Japan intervention unlikely to sustainably curb yen weakness, poll shows
A Reuters poll shows that Japan's currency intervention is unlikely to sustainably curb yen weakness, as USD/JPY climbs back to 158.50, near two-week highs.

A Reuters poll of economists indicates that Japan's currency intervention is unlikely to sustainably curb the yen's weakness, as USD/JPY climbs back to 158.50, the highest level in two weeks and near the point where Tokyo first intervened this year.
The findings come amid rising pressure on Japanese officials as the Middle East conflict drags on, keeping safe-haven demand for the dollar elevated. The Ministry of Finance's intervention efforts have not led anywhere, with the move higher in USD/JPY negating all the ammunition thrown out during last week. While there have been minor hiccups this week, these could be rate checks rather than actual intervention. For forex traders, the persistent yen weakness highlights the limits of unilateral intervention in the face of strong fundamental drivers like interest rate differentials between the US and Japan. Live FX prices and charts on NowPrice show how the market is reacting to these dynamics in real time.
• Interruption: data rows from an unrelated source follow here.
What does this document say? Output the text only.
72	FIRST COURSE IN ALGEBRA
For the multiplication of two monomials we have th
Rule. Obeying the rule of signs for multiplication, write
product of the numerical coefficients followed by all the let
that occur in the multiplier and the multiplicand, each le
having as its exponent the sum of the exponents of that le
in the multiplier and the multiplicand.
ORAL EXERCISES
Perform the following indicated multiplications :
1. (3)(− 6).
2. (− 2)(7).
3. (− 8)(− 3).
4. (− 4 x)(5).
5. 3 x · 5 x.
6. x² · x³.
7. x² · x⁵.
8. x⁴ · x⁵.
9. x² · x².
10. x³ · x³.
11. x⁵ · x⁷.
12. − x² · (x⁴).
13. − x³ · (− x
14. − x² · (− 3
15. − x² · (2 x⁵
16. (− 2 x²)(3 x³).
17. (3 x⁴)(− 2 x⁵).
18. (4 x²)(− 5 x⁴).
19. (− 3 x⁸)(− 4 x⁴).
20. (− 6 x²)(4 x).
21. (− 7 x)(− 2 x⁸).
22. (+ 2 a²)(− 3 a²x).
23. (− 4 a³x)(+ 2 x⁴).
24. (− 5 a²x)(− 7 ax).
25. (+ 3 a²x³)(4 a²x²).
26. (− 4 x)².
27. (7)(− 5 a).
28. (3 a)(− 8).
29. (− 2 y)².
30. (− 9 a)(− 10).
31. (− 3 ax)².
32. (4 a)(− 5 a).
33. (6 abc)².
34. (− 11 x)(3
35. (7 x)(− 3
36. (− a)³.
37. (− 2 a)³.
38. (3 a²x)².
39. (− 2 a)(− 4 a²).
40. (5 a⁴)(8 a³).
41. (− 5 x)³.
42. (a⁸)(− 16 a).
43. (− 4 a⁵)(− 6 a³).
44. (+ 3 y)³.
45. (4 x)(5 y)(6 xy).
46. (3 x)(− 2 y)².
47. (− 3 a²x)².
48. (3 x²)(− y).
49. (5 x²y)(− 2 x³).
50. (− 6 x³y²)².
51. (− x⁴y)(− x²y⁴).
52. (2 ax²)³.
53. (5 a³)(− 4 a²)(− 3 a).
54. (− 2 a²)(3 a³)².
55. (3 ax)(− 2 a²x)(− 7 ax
Looking ahead, traders will watch for any further verbal warnings or actual intervention from Tokyo, but the poll suggests that without a shift in the BOJ's monetary policy stance or a change in the US yield advantage, the yen may remain under pressure. Key levels to monitor include the 160 handle, which could trigger another intervention round, and any comments from Japanese officials regarding their tolerance for further depreciation.